10 tips to help you take better project photos
10th November 2017
You’ve finished a great installation and you want to get some pictures of it. If you get some good ones they’ll go on your website. If they’re really good they can be used for adverts or brochures. But you haven’t got a lot of time, the weather’s not great and your photos never seem to look quite as good as you’d hoped.
Sound familiar? Probably, because it’s the same for everyone. Taking good pictures can be difficult – it’s why we have professional photographers.
At this point, an aside: if you have a really special project, don’t waste it - get proper photos done. It’s not cheap, but the results are worth it. And don’t forget, systems companies and fabricators are desperate for great installation pictures, so they might get some taken for you (as long as they can use them as well). Talk to them - it doesn’t hurt to ask!
But what about the photos that you take? Following these 10 simple tips will stop you making some of the common mistakes that make photos look average. They won’t turn you into David Bailey overnight, but - with a little practice - they will help you start taking good, usable photos of all your projects.
Tip 1 - clean your lens
It doesn’t matter whether you’re using an expensive DSLR or your phone camera, if the lens is grubby the photos will be poor. Give your lens a wipe before you start.
Tip 2 - check for reflections
Most of our project photos include glass, and glass means reflections. I’ve lost count of how many pictures I’ve seen with a reflection of the photographer in the middle of a window.
Before you take a photo, have a quick look for unwanted reflections. Whether it's you, a skip, or even a competitor’s van, eliminate reflections by moving to a different position. And never take a photo straight on - unless you want to be in the shot.
Tip 3 - check what else is in view
It’s not just reflections that can get in the way. Check the scene for things that you don’t want to see in the final photo. Stepladders, rubbish buckets, a stray roll of rag and silicone gun left on the cill - all of them can wreck a good photo. And while you’re checking, make sure your mate isn’t pulling a face behind one of the windows (yep - seen that).
Tip 4 - don’t park your van in shot
You might be very proud of your van, but including it in an installation photo rarely works well. If you’ve found the perfect angle and your van is in shot, take the photo, move your van and then take the photo again from the same place. I guarantee the second one will look better.

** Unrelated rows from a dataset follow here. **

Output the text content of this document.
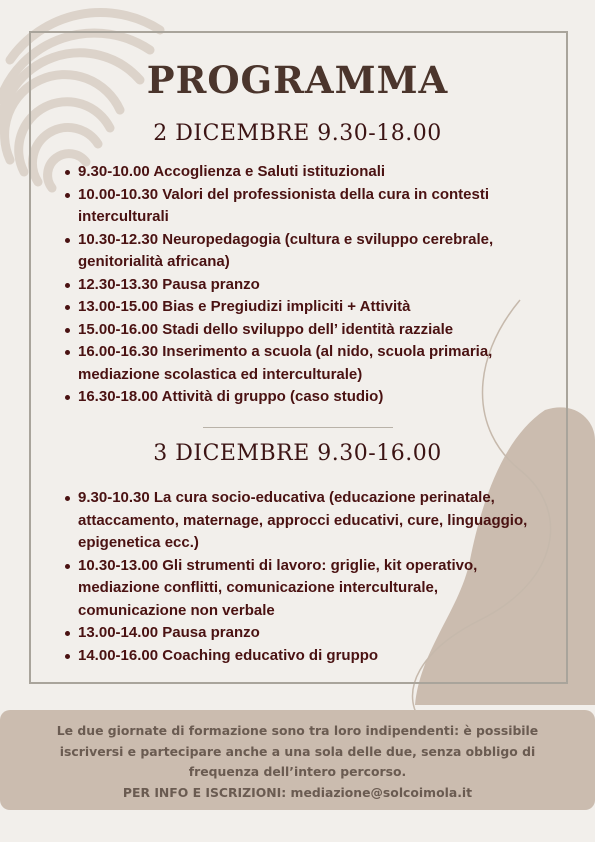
PROGRAMMA
2 DICEMBRE 9.30-18.00
9.30-10.00 Accoglienza e Saluti istituzionali
10.00-10.30 Valori del professionista della cura in contesti interculturali
10.30-12.30 Neuropedagogia (cultura e sviluppo cerebrale, genitorialità africana)
12.30-13.30 Pausa pranzo
13.00-15.00 Bias e Pregiudizi impliciti + Attività
15.00-16.00 Stadi dello sviluppo dell’ identità razziale
16.00-16.30 Inserimento a scuola (al nido, scuola primaria, mediazione scolastica ed interculturale)
16.30-18.00 Attività di gruppo (caso studio)
3 DICEMBRE 9.30-16.00
9.30-10.30 La cura socio-educativa (educazione perinatale, attaccamento, maternage, approcci educativi, cure, linguaggio, epigenetica ecc.)
10.30-13.00 Gli strumenti di lavoro: griglie, kit operativo, mediazione conflitti, comunicazione interculturale, comunicazione non verbale
13.00-14.00 Pausa pranzo
14.00-16.00 Coaching educativo di gruppo

Le due giornate di formazione sono tra loro indipendenti: è possibile iscriversi e partecipare anche a una sola delle due, senza obbligo di frequenza dell’intero percorso.

PER INFO E ISCRIZIONI: mediazione@solcoimola.it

Tip 5 - try some different angles
Most photos are taken straight on. That’s fine (assuming you’ve avoided a reflection of yourself), but try taking some pics from different angles to make them stand out. Getting some perspective into the picture can really help, as can taking photos from a low angle, pointing slightly up. It makes homes - and especially front doors - look more imposing and impressive.
Tip 6 - pick a vertical line
It would be great if everything lined up perfectly in a photo, but in the real world that rarely happens. As soon as you get close to your subject or start taking pictures from an angle, you’ll find that the vertical lines are off. To get around this, pick the closest line (e.g. the front corner of the house) and make sure that it is vertical. It’ll help frame your photo for you.

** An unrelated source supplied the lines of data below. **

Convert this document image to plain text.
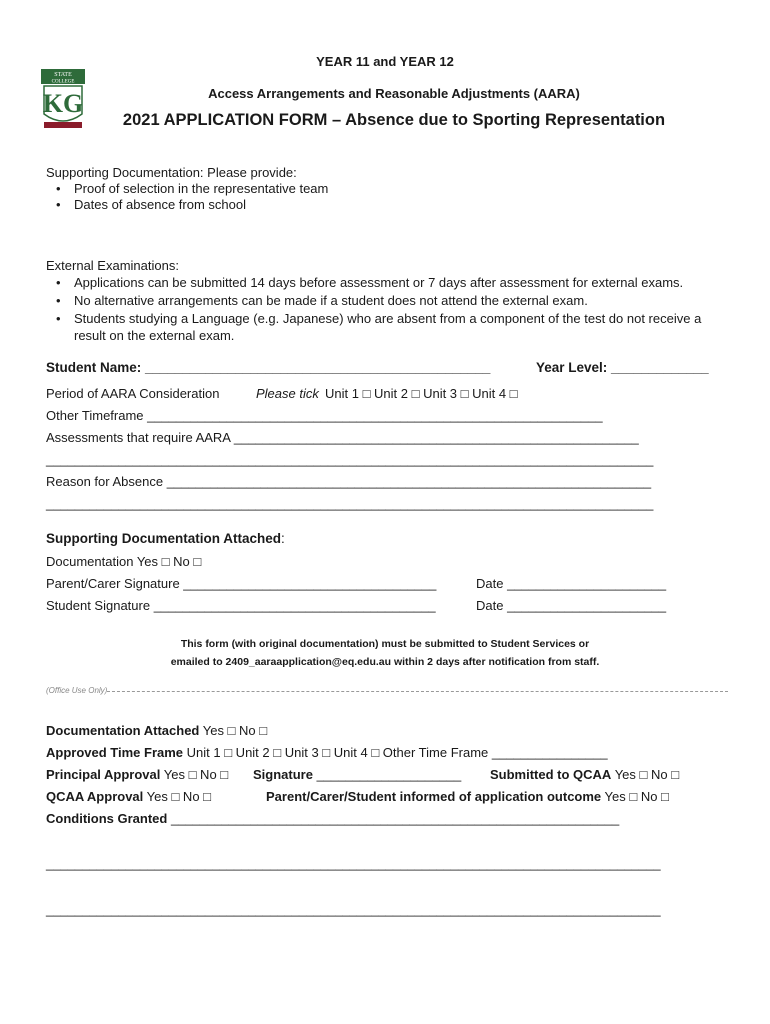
STATE
COLLEGE
KG
YEAR 11 and YEAR 12
Access Arrangements and Reasonable Adjustments (AARA)
2021 APPLICATION FORM – Absence due to Sporting Representation
Supporting Documentation: Please provide:
• Proof of selection in the representative team
• Dates of absence from school
External Examinations:
• Applications can be submitted 14 days before assessment or 7 days after assessment for external exams.
• No alternative arrangements can be made if a student does not attend the external exam.
• Students studying a Language (e.g. Japanese) who are absent from a component of the test do not receive a
result on the external exam.
Student Name: ______________________________________________	Year Level: _____________
Period of AARA Consideration	Please tick Unit 1 □ Unit 2 □ Unit 3 □ Unit 4 □
Other Timeframe _______________________________________________________________
Assessments that require AARA ________________________________________________________
____________________________________________________________________________________
Reason for Absence ___________________________________________________________________
____________________________________________________________________________________
Supporting Documentation Attached:
Documentation Yes □ No □
Parent/Carer Signature ___________________________________	Date ______________________
Student Signature _______________________________________	Date ______________________
This form (with original documentation) must be submitted to Student Services or
emailed to 2409_aaraapplication@eq.edu.au within 2 days after notification from staff.
(Office Use Only)
Documentation Attached Yes □ No □
Approved Time Frame Unit 1 □ Unit 2 □ Unit 3 □ Unit 4 □ Other Time Frame ________________
Principal Approval Yes □ No □ Signature ____________________ Submitted to QCAA Yes □ No □
QCAA Approval Yes □ No □	Parent/Carer/Student informed of application outcome Yes □ No □
Conditions Granted ______________________________________________________________
_____________________________________________________________________________________
_____________________________________________________________________________________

Tip 7 - vary your distance
Most installation photos are taken from the street. That means you don’t quite get all of the house in, but you're not just focussing on a particular window or door. Try getting further away and getting the whole house in, and then move in closer and take well-framed pictures of individual elements. And try some real closeups of details too - they can end up being really handy.
Tip 8 - turn off you flash
If you’re outside it won’t help your photo, but it can cause strange reflections or oddly illuminated gateposts at the front of the scene.
Tip 9 - take a lot of photos
Digital storage costs virtually nothing, so don’t just rock up, take half a dozen photos and leave. Try things out, see what works and what doesn’t, play with the angles and distances. You might end up deleting most of the photos (preferably from your computer rather than direct from the camera - look at them on a proper screen first), but there may be some unexpected gems in there.
Tip 10 - go inside
I’ve saved the most important tip to last - go inside! You’d be amazed at how many people take installation photos from outside, but ignore the inside view. Yet if you look at any decent window brochure, often the most striking photos are the ones taken from inside the room. People connect better with warm, homely photos, and having a few indoors-looking-out pictures brings some variety. Ask the homeowner to put a vase of flowers on the window board first. Better still, give the homeowner some flowers first :)
To finish things off, a bonus tip. It won’t always work, but when it does it can make a huge difference. Try putting your phone or camera in HDR mode, especially for photos taken inside. HDR mode is a bit of camera cleverness that takes three photos at once - one slightly underexposed, one normal and one slightly overexposed - and then composites them together. The result evens out photos areas that are too bright or too dark, and can make photos look great (although occasionally they come out looking like a cartoon).